Des incubateurs de grandes écoles à Oséo, en passant par les réseaux de Business Angels et d’experts-comptables, les créateurs d’entreprise ont l’embarras du choix en France pour se faire aider tout au long de leur projet. Ils sont orientés vers les uns ou les autres selon l’avancement de leur projet.
De l’accompagnement sur mesure
Les futurs entrepreneurs peuvent notamment profiter de compétences de partenaires mises en commun : montage de projet, soutien financier, accompagnement…
C’est par exemple ce que proposent l’association France Angels qui regroupe 62 investisseurs et professionnels et le réseau d’experts-comptables In Extenso - membre du groupe Deloitte – qui ont accueilli les créateurs d’entreprise sur un stand commun au dernier Salon des Entrepreneurs à Paris.
Si son modèle économique est abouti, que son produit ou son service est prêt à être commercialisé, le créateur peut rencontrer un Business Angels pour obtenir un accompagnement professionnel ou un financement, généralement entre 50 000 et 600 000 euros.
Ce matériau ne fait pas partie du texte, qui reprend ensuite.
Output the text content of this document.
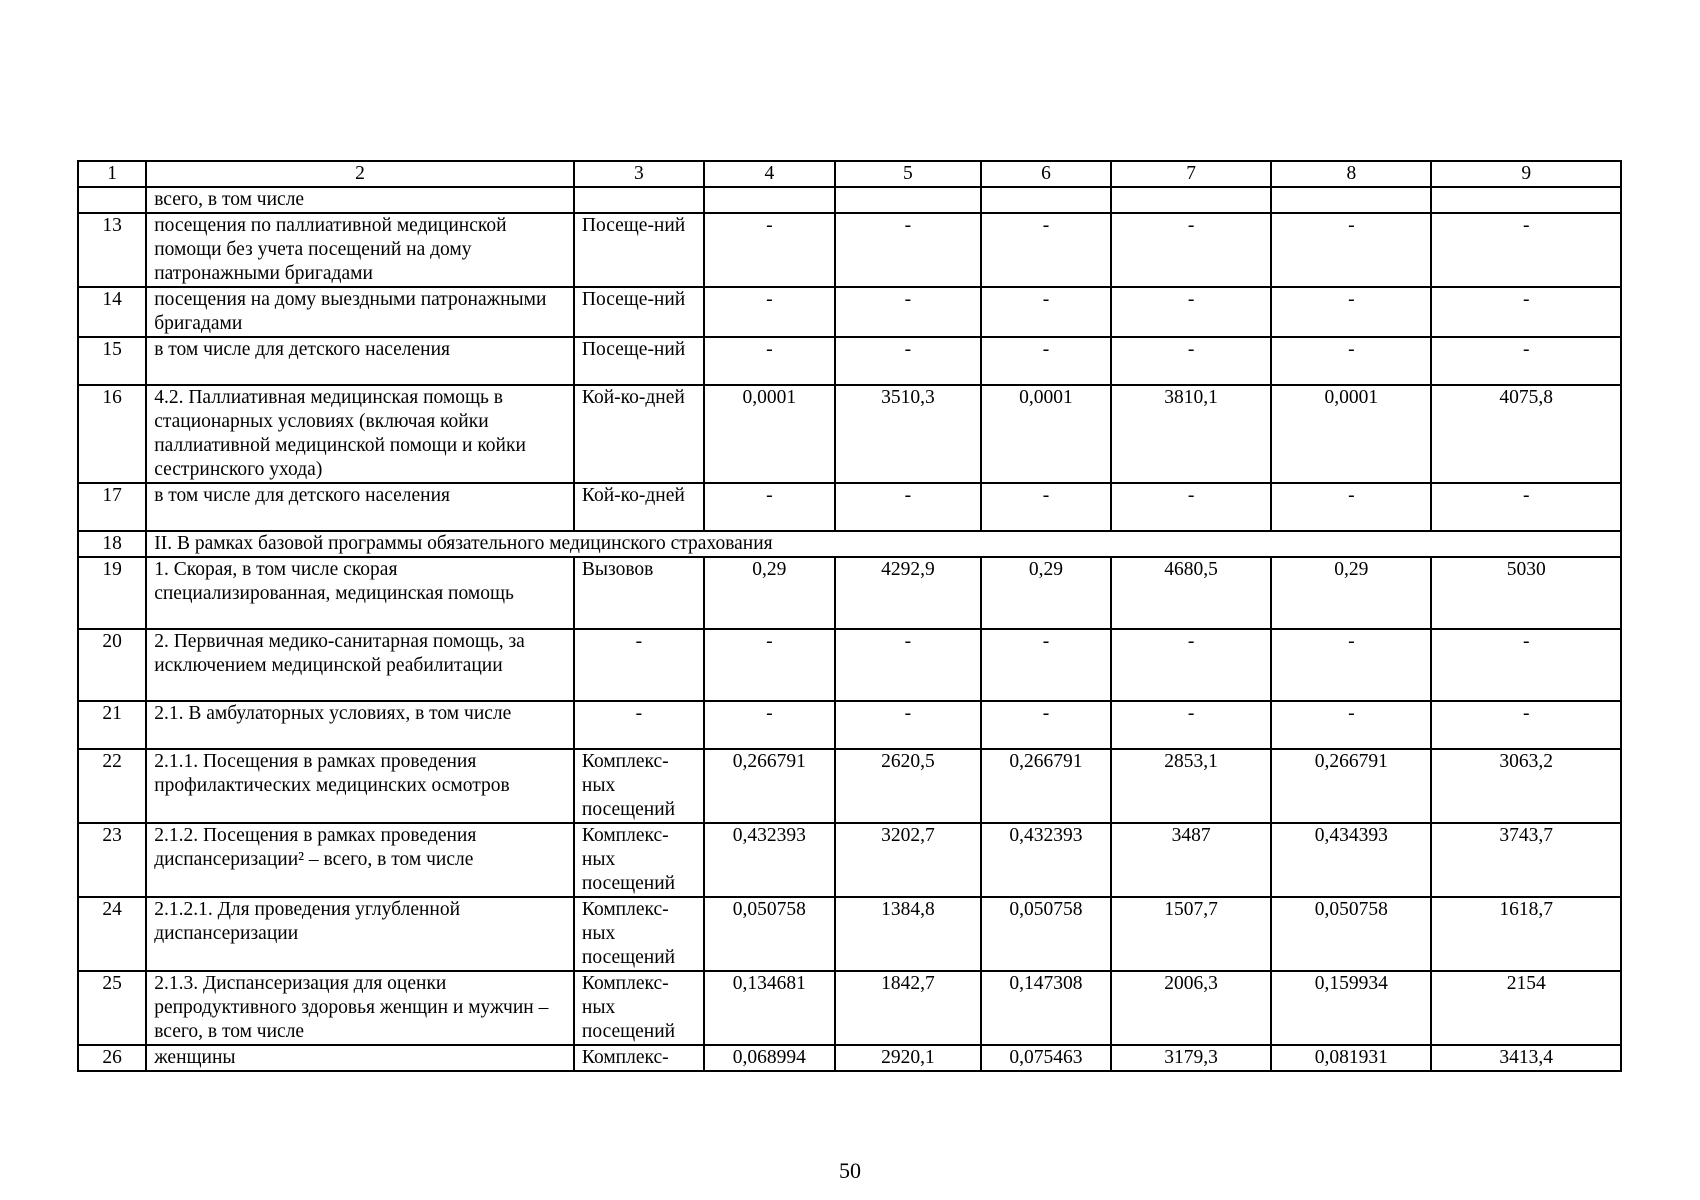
1	2	3	4	5	6	7	8	9
	всего, в том числе							
13	посещения по паллиативной медицинской помощи без учета посещений на дому патронажными бригадами	Посеще-ний	-	-	-	-	-	-
14	посещения на дому выездными патронажными бригадами	Посеще-ний	-	-	-	-	-	-
15	в том числе для детского населения	Посеще-ний	-	-	-	-	-	-
16	4.2. Паллиативная медицинская помощь в стационарных условиях (включая койки паллиативной медицинской помощи и койки сестринского ухода)	Кой-ко-дней	0,0001	3510,3	0,0001	3810,1	0,0001	4075,8
17	в том числе для детского населения	Кой-ко-дней	-	-	-	-	-	-
18	II. В рамках базовой программы обязательного медицинского страхования							
19	1. Скорая, в том числе скорая специализированная, медицинская помощь	Вызовов	0,29	4292,9	0,29	4680,5	0,29	5030
20	2. Первичная медико-санитарная помощь, за исключением медицинской реабилитации	-	-	-	-	-	-	-
21	2.1. В амбулаторных условиях, в том числе	-	-	-	-	-	-	-
22	2.1.1. Посещения в рамках проведения профилактических медицинских осмотров	Комплекс-ных посещений	0,266791	2620,5	0,266791	2853,1	0,266791	3063,2
23	2.1.2. Посещения в рамках проведения диспансеризации² – всего, в том числе	Комплекс-ных посещений	0,432393	3202,7	0,432393	3487	0,434393	3743,7
24	2.1.2.1. Для проведения углубленной диспансеризации	Комплекс-ных посещений	0,050758	1384,8	0,050758	1507,7	0,050758	1618,7
25	2.1.3. Диспансеризация для оценки репродуктивного здоровья женщин и мужчин – всего, в том числе	Комплекс-ных посещений	0,134681	1842,7	0,147308	2006,3	0,159934	2154
26	женщины	Комплекс-	0,068994	2920,1	0,075463	3179,3	0,081931	3413,4
50
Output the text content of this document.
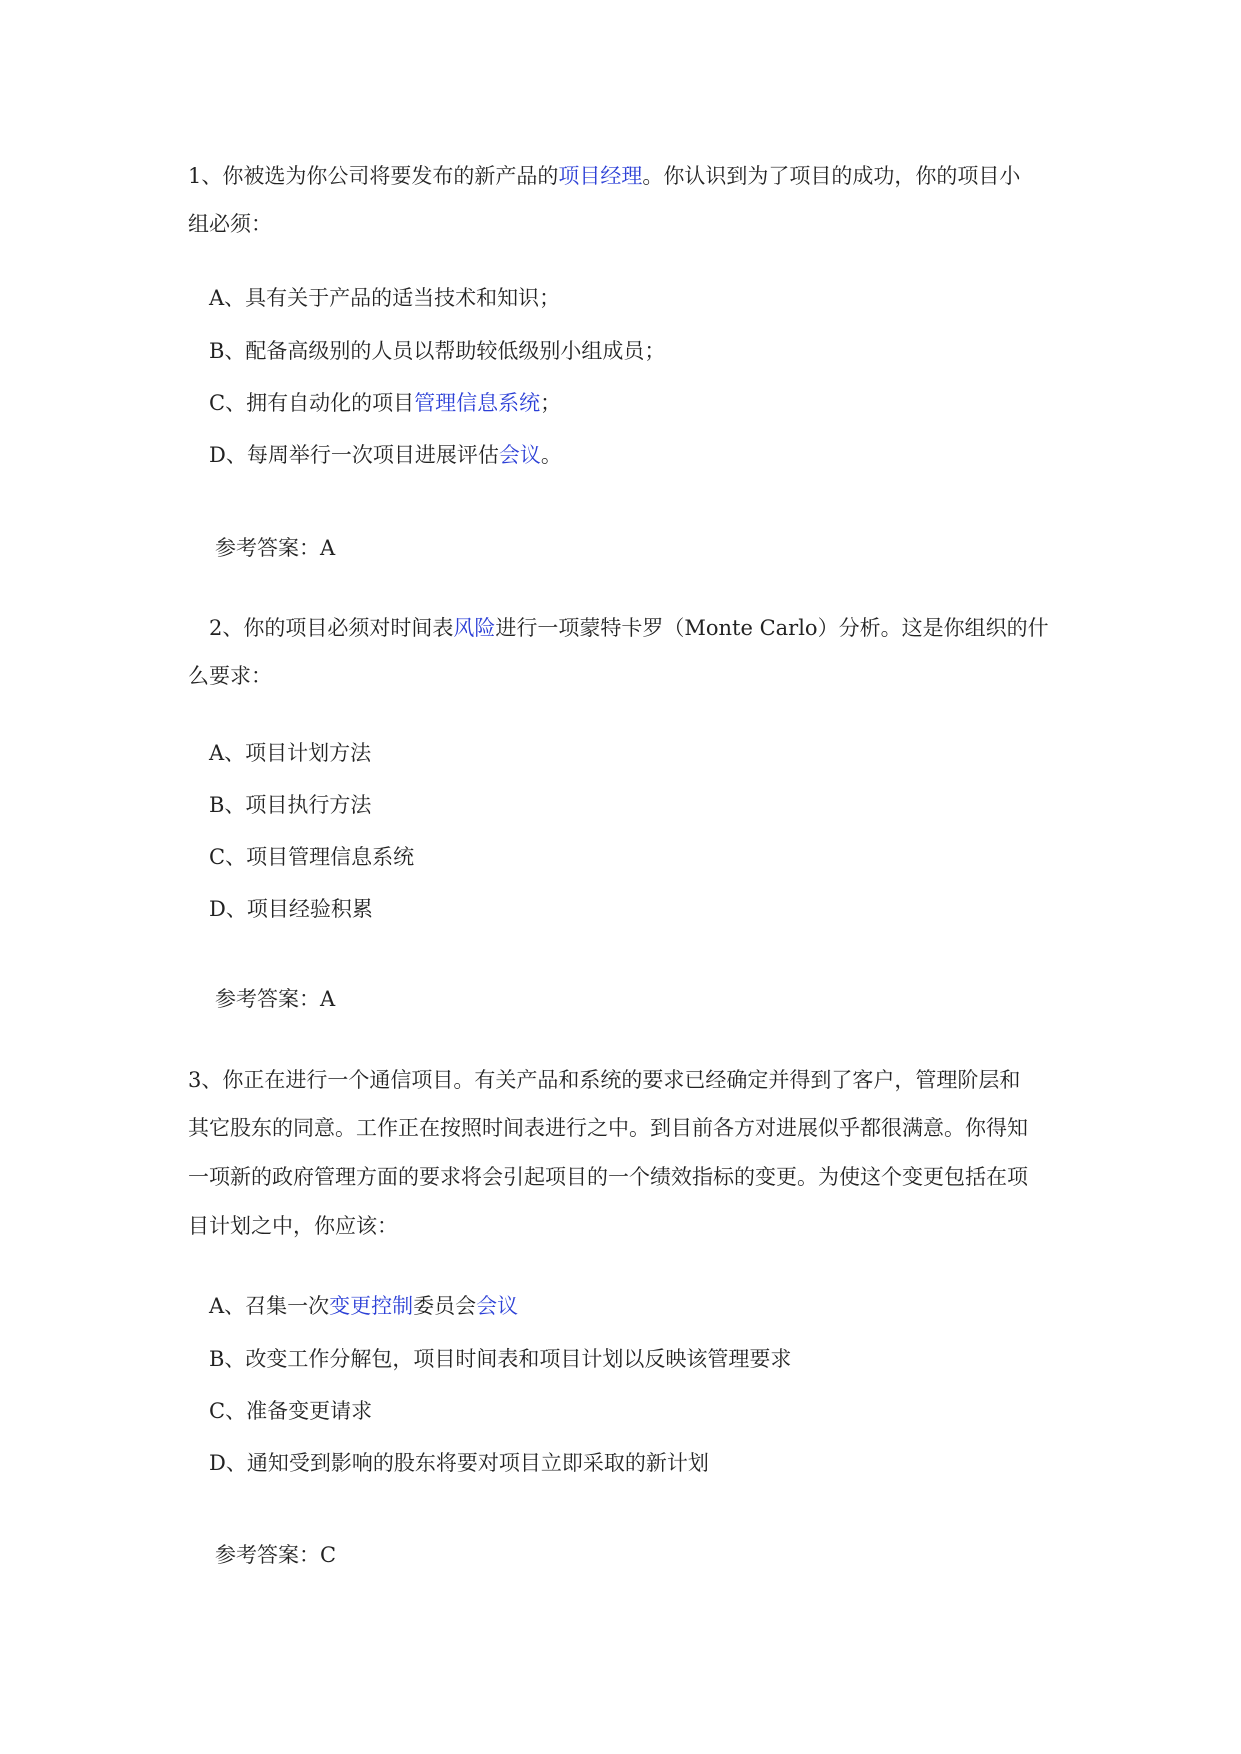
1、你被选为你公司将要发布的新产品的项目经理。你认识到为了项目的成功，你的项目小
组必须：
A、具有关于产品的适当技术和知识；
B、配备高级别的人员以帮助较低级别小组成员；
C、拥有自动化的项目管理信息系统；
D、每周举行一次项目进展评估会议。
参考答案：A
2、你的项目必须对时间表风险进行一项蒙特卡罗（Monte Carlo）分析。这是你组织的什
么要求：
A、项目计划方法
B、项目执行方法
C、项目管理信息系统
D、项目经验积累
参考答案：A
3、你正在进行一个通信项目。有关产品和系统的要求已经确定并得到了客户，管理阶层和
其它股东的同意。工作正在按照时间表进行之中。到目前各方对进展似乎都很满意。你得知
一项新的政府管理方面的要求将会引起项目的一个绩效指标的变更。为使这个变更包括在项
目计划之中，你应该：
A、召集一次变更控制委员会会议
B、改变工作分解包，项目时间表和项目计划以反映该管理要求
C、准备变更请求
D、通知受到影响的股东将要对项目立即采取的新计划
参考答案：C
Lorsque le projet n’est pas finalisé ou le budget prévisionnel non défini, le porteur de projet est orienté vers un expert-comptable pour affiner son dossier de création d’entreprise.
La nouvelle approche d’In Extenso
Face à une demande croissante en conseil, le réseau d’expertise comptable In Extenso qui accompagne en moyenne 6000 créateurs chaque année propose depuis peu un nouveau service.
« Nous ouvrons ce mois-ci une vingtaine de guichets uniques labellisés Points C (C comme conseil en création d’entreprise) où l’on accueillera les porteurs de projet sans rendez-vous et gratuitement. Nous prévoyons cette année de déployer une quarantaine de guichets en France » explique Martin Mathieu, directeur marketing associé chez In Extenso.
La mission de conseil sera facturée ou non selon la taille du projet, le type d’activité et la complexité du montage financier. Le réseau In Extenso pense ainsi augmenter de 50% le nombre de porteurs de projet à conseiller, d’ici à 2015. Cela concernera surtout de futurs entrepreneurs et non des auto-entrepreneurs. Il prévoit pour cela un investissement d’une dizaine de millions d’euros sur trois ans.
Plus de sociétés à conseiller
On peut se demander quel sera le retour sur investissement. « Le créateur est une entreprise ‘en devenir’ et donc un client potentiel qui restera avec nous s’il est satisfait, pour sa gestion et sa comptabilité. Notre retour sur investissement est là aussi » répond Martin Mathieu.
Une affaire à suivre. Car si les créations d’entreprise ont globalement régressé (-11,7%) l’an dernier dans l’hexagone – soit 549 155 créations d’entreprise en 2011 tous types d’activités et d’entreprises confondus contre 622 039 entreprises en 2010 – (selon l’APCE), les immatriculations sous forme sociétale ont augmenté de près de 2%. Quant aux sociétés dites unipersonnelles (SASU et EURL), elles ont fait un bond de 31% l’an dernier.